SROUR HA CHIESTO L'AMMINISTRATORE UNICO

«Un amministratore unico altamente professionale che sappia affrontare il problema di una rete obsoleta e quello di una inadeguata distribuzione delle competenze». Lo ha chiesto l'assessore regionale con delega al Ciclo idrico integrato dell'acqua, Mimmo Srour.
«Paradossale - ha detto Srour - è che distribuiamo una quantità d'acqua tre volte superiore alla media europea e che abbiamo delle sorgenti purissime quando poi spendiamo soldi per rendere potabile qualcosa che nel frattempo si è contaminato».
«La storia dell'inquinamento dei pozzi Sant'Angelo - ha fatto poi notare Srour - risale al 2004, quando Arta ed Asl rilevarono anomalie nelle analisi effettuate. Dal novembre 2005 la nostra Giunta ha fatto tre delibere, escludendo l'utilizzo di quei pozzi e disponendo lo scavo di due pozzi alternativi a Bussi.
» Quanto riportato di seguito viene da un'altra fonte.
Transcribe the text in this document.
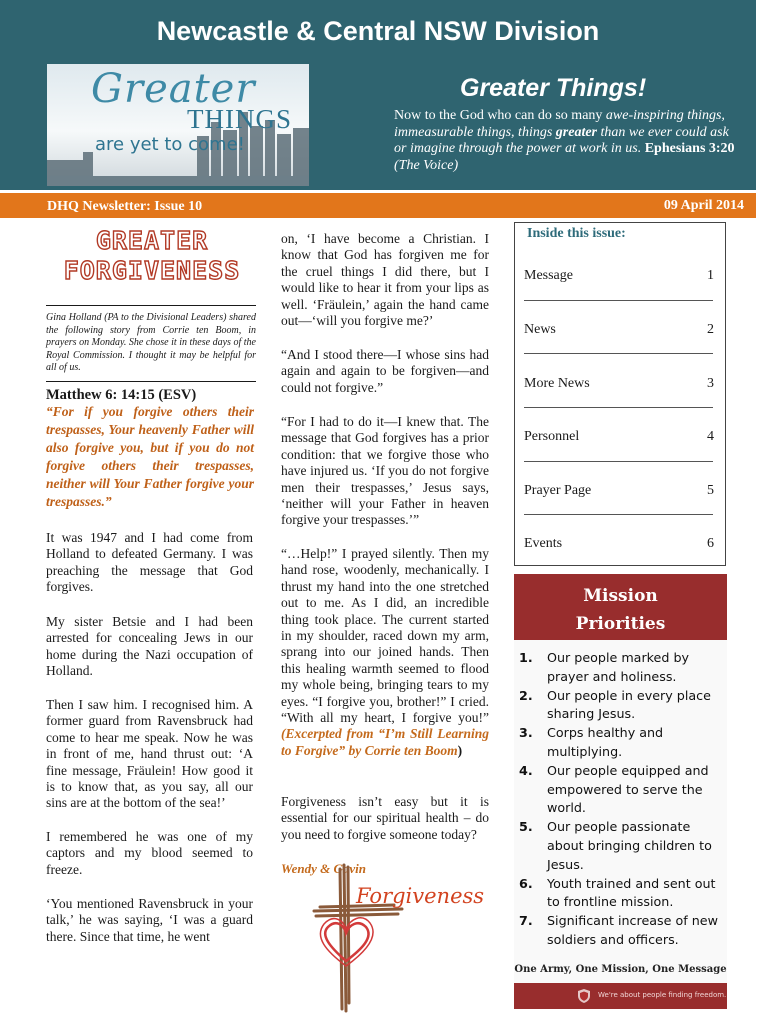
Newcastle & Central NSW Division
Greater
THINGS
are yet to come!
Greater Things!
Now to the God who can do so many awe-inspiring things, immeasurable things, things greater than we ever could ask or imagine through the power at work in us. Ephesians 3:20 (The Voice)
DHQ Newsletter: Issue 10	09 April 2014
GREATER
FORGIVENESS
Gina Holland (PA to the Divisional Leaders) shared the following story from Corrie ten Boom, in prayers on Monday. She chose it in these days of the Royal Commission. I thought it may be helpful for all of us.
Matthew 6: 14:15 (ESV)
“For if you forgive others their trespasses, Your heavenly Father will also forgive you, but if you do not forgive others their trespasses, neither will Your Father forgive your trespasses.”
It was 1947 and I had come from Holland to defeated Germany. I was preaching the message that God forgives.
My sister Betsie and I had been arrested for concealing Jews in our home during the Nazi occupation of Holland.
Then I saw him. I recognised him. A former guard from Ravensbruck had come to hear me speak. Now he was in front of me, hand thrust out: ‘A fine message, Fräulein! How good it is to know that, as you say, all our sins are at the bottom of the sea!’
I remembered he was one of my captors and my blood seemed to freeze.
‘You mentioned Ravensbruck in your talk,’ he was saying, ‘I was a guard there. Since that time, he went
on, ‘I have become a Christian. I know that God has forgiven me for the cruel things I did there, but I would like to hear it from your lips as well. ‘Fräulein,’ again the hand came out—‘will you forgive me?’
“And I stood there—I whose sins had again and again to be forgiven—and could not forgive.”
“For I had to do it—I knew that. The message that God forgives has a prior condition: that we forgive those who have injured us. ‘If you do not forgive men their trespasses,’ Jesus says, ‘neither will your Father in heaven forgive your trespasses.’”
“…Help!” I prayed silently. Then my hand rose, woodenly, mechanically. I thrust my hand into the one stretched out to me. As I did, an incredible thing took place. The current started in my shoulder, raced down my arm, sprang into our joined hands. Then this healing warmth seemed to flood my whole being, bringing tears to my eyes. “I forgive you, brother!” I cried. “With all my heart, I forgive you!” (Excerpted from “I’m Still Learning to Forgive” by Corrie ten Boom)
Forgiveness isn’t easy but it is essential for our spiritual health – do you need to forgive someone today?
Wendy & Gavin
Forgiveness
Inside this issue:
Message	1
News	2
More News	3
Personnel	4
Prayer Page	5
Events	6
Mission
Priorities
1. Our people marked by prayer and holiness.
2. Our people in every place sharing Jesus.
3. Corps healthy and multiplying.
4. Our people equipped and empowered to serve the world.
5. Our people passionate about bringing children to Jesus.
6. Youth trained and sent out to frontline mission.
7. Significant increase of new soldiers and officers.
One Army, One Mission, One Message
We're about people finding freedom.
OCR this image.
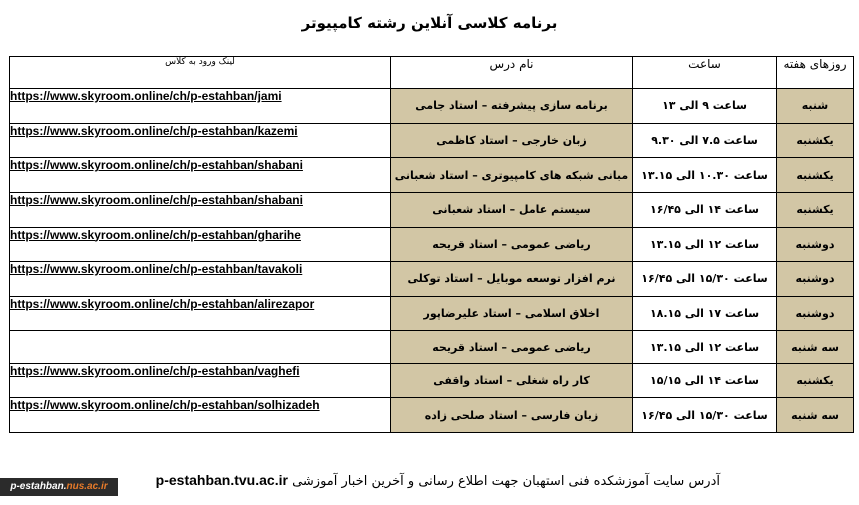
برنامه کلاسی آنلاین رشته کامپیوتر
لینک ورود به کلاس	نام درس	ساعت	روزهای هفته
https://www.skyroom.online/ch/p-estahban/jami	برنامه سازی پیشرفته – استاد جامی	ساعت ۹ الی ۱۳	شنبه
https://www.skyroom.online/ch/p-estahban/kazemi	زبان خارجی – استاد کاظمی	ساعت ۷.۵ الی ۹.۳۰	یکشنبه
https://www.skyroom.online/ch/p-estahban/shabani	مبانی شبکه های کامپیوتری – استاد شعبانی	ساعت ۱۰.۳۰ الی ۱۳.۱۵	یکشنبه
https://www.skyroom.online/ch/p-estahban/shabani	سیستم عامل – استاد شعبانی	ساعت ۱۴ الی ۱۶/۴۵	یکشنبه
https://www.skyroom.online/ch/p-estahban/gharihe	ریاضی عمومی – استاد قریحه	ساعت ۱۲ الی ۱۳.۱۵	دوشنبه
https://www.skyroom.online/ch/p-estahban/tavakoli	نرم افزار توسعه موبایل – استاد توکلی	ساعت ۱۵/۳۰ الی ۱۶/۴۵	دوشنبه
https://www.skyroom.online/ch/p-estahban/alirezapor	اخلاق اسلامی – استاد علیرضاپور	ساعت ۱۷ الی ۱۸.۱۵	دوشنبه
	ریاضی عمومی – استاد قریحه	ساعت ۱۲ الی ۱۳.۱۵	سه شنبه
https://www.skyroom.online/ch/p-estahban/vaghefi	کار راه شغلی – استاد واقفی	ساعت ۱۴ الی ۱۵/۱۵	یکشنبه
https://www.skyroom.online/ch/p-estahban/solhizadeh	زبان فارسی – استاد صلحی زاده	ساعت ۱۵/۳۰ الی ۱۶/۴۵	سه شنبه
آدرس سایت آموزشکده فنی استهبان جهت اطلاع رسانی و آخرین اخبار آموزشی p-estahban.tvu.ac.ir
p-estahban.nus.ac.ir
Ora, il problema vero non è scavare altri pozzi, ma rinnovare la rete in modo che non si abbia più una perdita del 33 per cento e nella Marsica anche del 50 per cento.
La legge da me proposta, e che è aperta al contributo anche dell'opposizione, prevede proprio questo: interventi strutturali ma anche correzioni gestionali per ridurre i costi e per rendere il servizio efficiente» Alla seduta odierna del Consiglio si è parlato anche di soldi non spesi per l'ammodernamento della rete: 15 milioni per l'opposizione, 50 milioni (di cui 8 solo nell'Ato 4 di Pescara) per la maggioranza.
Dai consiglieri intervenuti (Melilla, che ha letto la relazione introduttiva, Pagano, Di Matteo, De Matteis Domenici, Pisegna, Di Stefano) è giunto l'appello a stringere i tempi e soprattutto a fugare i dubbi degli utenti sulla bontà della nostra acqua. Srour, infine, ha ribadito il suo impegno a portare avanti la legge di riordino, prioritaria rispetto a qualsiasi altra decisione.